A moderate recovery in economic activity continues, but investment remains weak and a weakening global outlook is tempering external demand, the governor said.
The bank slashed its policy rate to 14 percent last week, taking advantage of slower inflation and a steadier lira after Washington canceled sanctions over Ankara’s Syrian military offensive. The repo rate stood at 24 percent before it began easing policy in late July.
“There is a notable improvement in the main inflation trend. That is the fundamental factor in our decision,” Uysal said. “The expansionary global monetary policies support us.”
Asked about the threat of sanctions, he said Turkey’s financial system was prepared for all risks. On Wednesday, Washington said it had a list of possible Turkish sanctions targets but did not expect to use them.

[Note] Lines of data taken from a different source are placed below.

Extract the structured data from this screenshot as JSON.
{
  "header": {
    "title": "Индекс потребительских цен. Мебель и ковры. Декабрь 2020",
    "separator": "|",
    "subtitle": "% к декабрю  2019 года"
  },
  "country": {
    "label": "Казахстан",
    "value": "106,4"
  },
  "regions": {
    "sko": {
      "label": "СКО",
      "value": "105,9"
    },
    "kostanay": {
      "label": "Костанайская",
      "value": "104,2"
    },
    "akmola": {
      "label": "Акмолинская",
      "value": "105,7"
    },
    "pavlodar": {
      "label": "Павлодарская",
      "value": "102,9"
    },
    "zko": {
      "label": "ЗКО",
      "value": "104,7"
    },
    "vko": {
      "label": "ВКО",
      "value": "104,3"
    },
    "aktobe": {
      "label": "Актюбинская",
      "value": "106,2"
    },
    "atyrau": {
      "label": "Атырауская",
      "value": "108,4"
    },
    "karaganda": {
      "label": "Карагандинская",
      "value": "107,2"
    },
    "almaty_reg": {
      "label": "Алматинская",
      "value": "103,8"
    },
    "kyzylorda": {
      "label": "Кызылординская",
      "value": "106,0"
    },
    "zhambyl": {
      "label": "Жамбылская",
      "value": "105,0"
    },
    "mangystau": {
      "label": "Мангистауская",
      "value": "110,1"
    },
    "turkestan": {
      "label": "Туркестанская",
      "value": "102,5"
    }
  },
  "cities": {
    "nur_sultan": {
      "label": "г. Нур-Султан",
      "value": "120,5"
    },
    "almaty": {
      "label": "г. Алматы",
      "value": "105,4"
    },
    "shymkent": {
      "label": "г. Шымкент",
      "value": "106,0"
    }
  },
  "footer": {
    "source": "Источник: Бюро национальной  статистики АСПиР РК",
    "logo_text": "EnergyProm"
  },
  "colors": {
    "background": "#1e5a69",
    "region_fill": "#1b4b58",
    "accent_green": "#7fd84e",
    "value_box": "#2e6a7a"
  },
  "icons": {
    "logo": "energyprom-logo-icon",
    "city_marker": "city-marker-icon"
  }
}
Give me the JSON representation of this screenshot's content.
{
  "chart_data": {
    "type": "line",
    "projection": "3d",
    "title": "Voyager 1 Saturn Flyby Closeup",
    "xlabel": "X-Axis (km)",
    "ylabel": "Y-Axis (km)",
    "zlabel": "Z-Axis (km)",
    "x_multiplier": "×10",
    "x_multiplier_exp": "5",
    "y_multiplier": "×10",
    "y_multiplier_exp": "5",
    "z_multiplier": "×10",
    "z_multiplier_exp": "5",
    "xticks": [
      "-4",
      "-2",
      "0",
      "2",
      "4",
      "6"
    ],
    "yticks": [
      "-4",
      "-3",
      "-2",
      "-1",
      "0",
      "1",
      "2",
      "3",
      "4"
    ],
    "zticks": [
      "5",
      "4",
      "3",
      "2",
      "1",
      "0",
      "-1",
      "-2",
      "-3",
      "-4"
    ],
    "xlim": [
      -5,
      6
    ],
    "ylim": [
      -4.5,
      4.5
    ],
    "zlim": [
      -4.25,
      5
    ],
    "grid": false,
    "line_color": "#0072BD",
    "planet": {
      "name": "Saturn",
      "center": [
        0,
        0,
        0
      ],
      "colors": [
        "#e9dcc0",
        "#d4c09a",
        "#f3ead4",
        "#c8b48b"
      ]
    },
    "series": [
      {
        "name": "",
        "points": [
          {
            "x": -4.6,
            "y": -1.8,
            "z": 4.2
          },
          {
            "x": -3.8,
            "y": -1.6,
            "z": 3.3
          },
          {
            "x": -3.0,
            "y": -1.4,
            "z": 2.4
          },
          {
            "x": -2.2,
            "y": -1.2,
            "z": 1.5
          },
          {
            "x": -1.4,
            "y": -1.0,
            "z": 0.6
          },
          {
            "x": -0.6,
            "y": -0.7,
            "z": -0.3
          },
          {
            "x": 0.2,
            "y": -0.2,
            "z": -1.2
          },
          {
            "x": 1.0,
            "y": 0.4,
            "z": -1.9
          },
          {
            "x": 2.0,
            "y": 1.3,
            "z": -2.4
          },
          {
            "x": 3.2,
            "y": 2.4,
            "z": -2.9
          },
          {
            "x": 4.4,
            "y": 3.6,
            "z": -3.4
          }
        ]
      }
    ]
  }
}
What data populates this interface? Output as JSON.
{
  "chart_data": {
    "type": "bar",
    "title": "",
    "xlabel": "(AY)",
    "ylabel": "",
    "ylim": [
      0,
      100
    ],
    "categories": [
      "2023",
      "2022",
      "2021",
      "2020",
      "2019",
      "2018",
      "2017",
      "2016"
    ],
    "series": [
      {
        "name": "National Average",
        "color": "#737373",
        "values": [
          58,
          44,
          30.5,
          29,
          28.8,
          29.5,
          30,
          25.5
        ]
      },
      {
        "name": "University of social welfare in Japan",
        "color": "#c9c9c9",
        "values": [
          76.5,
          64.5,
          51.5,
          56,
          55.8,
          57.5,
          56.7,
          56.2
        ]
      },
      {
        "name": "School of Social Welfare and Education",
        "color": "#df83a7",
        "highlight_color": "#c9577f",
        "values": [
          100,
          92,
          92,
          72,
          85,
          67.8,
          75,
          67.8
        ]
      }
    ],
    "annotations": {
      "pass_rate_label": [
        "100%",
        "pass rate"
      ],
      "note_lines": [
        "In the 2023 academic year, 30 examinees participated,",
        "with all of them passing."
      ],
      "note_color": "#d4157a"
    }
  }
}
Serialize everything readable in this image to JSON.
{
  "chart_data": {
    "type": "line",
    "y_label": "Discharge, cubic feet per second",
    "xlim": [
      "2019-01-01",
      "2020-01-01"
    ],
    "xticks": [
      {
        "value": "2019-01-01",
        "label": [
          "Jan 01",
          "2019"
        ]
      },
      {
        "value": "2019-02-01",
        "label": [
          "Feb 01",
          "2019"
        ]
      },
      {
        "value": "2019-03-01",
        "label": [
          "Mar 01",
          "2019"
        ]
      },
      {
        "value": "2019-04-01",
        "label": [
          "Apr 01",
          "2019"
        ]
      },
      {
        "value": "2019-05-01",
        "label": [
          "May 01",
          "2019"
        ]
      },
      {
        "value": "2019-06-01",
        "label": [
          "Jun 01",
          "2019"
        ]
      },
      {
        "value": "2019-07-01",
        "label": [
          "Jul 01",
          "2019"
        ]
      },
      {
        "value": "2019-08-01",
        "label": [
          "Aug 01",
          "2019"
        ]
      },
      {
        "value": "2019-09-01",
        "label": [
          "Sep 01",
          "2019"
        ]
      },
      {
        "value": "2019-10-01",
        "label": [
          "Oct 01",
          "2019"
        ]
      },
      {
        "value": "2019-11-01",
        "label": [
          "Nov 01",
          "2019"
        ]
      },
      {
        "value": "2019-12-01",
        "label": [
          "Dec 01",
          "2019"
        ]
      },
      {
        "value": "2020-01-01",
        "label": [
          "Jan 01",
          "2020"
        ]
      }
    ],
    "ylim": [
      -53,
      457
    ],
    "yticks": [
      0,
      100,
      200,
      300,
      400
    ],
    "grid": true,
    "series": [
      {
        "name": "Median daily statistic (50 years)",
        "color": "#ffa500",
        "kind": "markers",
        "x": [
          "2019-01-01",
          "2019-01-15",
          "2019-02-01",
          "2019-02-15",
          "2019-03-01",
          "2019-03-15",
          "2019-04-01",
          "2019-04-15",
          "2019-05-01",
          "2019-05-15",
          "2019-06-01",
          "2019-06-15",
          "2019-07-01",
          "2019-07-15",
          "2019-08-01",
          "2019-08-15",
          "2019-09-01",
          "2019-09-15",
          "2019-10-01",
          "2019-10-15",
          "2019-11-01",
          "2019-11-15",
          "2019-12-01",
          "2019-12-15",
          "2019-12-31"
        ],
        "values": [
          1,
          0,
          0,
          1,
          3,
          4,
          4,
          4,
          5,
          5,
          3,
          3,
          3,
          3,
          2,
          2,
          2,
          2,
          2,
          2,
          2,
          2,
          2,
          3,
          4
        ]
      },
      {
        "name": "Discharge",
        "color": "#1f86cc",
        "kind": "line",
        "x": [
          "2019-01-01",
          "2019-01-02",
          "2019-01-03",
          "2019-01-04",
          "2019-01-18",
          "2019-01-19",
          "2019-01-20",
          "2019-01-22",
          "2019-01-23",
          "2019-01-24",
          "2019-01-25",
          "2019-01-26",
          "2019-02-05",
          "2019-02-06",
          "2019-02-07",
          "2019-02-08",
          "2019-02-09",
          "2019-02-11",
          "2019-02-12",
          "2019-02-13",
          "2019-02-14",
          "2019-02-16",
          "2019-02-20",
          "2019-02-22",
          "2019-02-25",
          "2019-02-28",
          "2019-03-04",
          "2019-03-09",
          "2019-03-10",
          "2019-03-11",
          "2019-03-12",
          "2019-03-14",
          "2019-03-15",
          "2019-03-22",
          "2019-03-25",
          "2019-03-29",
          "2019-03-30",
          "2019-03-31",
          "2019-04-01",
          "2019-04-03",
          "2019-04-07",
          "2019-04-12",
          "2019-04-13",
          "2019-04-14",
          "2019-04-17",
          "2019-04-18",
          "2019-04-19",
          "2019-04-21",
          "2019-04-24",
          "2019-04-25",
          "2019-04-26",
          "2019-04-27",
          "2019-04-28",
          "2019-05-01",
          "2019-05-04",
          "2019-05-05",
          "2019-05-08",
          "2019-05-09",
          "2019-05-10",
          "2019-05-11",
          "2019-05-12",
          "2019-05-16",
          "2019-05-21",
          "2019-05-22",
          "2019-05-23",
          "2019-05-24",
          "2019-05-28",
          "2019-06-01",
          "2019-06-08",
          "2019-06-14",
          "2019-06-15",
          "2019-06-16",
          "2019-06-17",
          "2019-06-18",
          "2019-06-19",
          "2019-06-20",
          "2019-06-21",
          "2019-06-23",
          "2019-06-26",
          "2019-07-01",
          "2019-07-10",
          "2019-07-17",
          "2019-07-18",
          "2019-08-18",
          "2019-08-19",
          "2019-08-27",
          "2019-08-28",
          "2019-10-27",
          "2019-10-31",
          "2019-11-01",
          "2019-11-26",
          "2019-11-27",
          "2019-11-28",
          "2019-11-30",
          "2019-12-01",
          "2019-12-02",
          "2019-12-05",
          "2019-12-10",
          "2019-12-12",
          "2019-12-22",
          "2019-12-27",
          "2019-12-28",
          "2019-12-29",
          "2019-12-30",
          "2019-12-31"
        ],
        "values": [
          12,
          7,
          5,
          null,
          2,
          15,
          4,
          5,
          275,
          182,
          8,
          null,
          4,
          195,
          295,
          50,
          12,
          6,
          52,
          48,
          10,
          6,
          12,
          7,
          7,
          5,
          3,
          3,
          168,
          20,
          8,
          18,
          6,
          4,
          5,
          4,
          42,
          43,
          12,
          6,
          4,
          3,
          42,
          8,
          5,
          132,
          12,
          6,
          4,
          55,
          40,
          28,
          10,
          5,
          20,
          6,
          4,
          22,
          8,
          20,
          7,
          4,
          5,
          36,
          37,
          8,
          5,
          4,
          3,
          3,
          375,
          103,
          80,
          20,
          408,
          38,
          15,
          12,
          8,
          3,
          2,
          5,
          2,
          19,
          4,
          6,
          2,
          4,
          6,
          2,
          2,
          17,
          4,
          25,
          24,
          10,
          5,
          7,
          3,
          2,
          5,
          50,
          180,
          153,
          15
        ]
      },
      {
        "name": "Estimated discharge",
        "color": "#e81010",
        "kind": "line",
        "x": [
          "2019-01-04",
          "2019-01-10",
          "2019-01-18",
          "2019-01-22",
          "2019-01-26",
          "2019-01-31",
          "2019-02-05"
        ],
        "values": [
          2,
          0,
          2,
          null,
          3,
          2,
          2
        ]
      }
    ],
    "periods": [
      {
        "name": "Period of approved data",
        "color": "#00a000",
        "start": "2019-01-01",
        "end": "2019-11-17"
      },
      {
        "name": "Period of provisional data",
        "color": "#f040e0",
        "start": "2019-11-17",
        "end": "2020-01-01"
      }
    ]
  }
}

Uysal said the latest rate cut was due not only to “base effects” but also to improvements in inflation expectations and pricing behavior. He said the bank’s future policy steps would depend on further developments in inflation.
A year after it rose sharply, Turkey’s annual inflation dropped to 9.26 percent in September, reaching single figures for the first time in more than two years thanks to the higher year-over-year measurement base.
Consumer price inflation is expected to remain in single digits in October and rise in the last two months of 2019, Uysal said. The central bank kept its forecast for end-2020 inflation unchanged at 8.2 percent, with inflation seen at 5.4 percent at end-2021 and 5 percent in the medium term.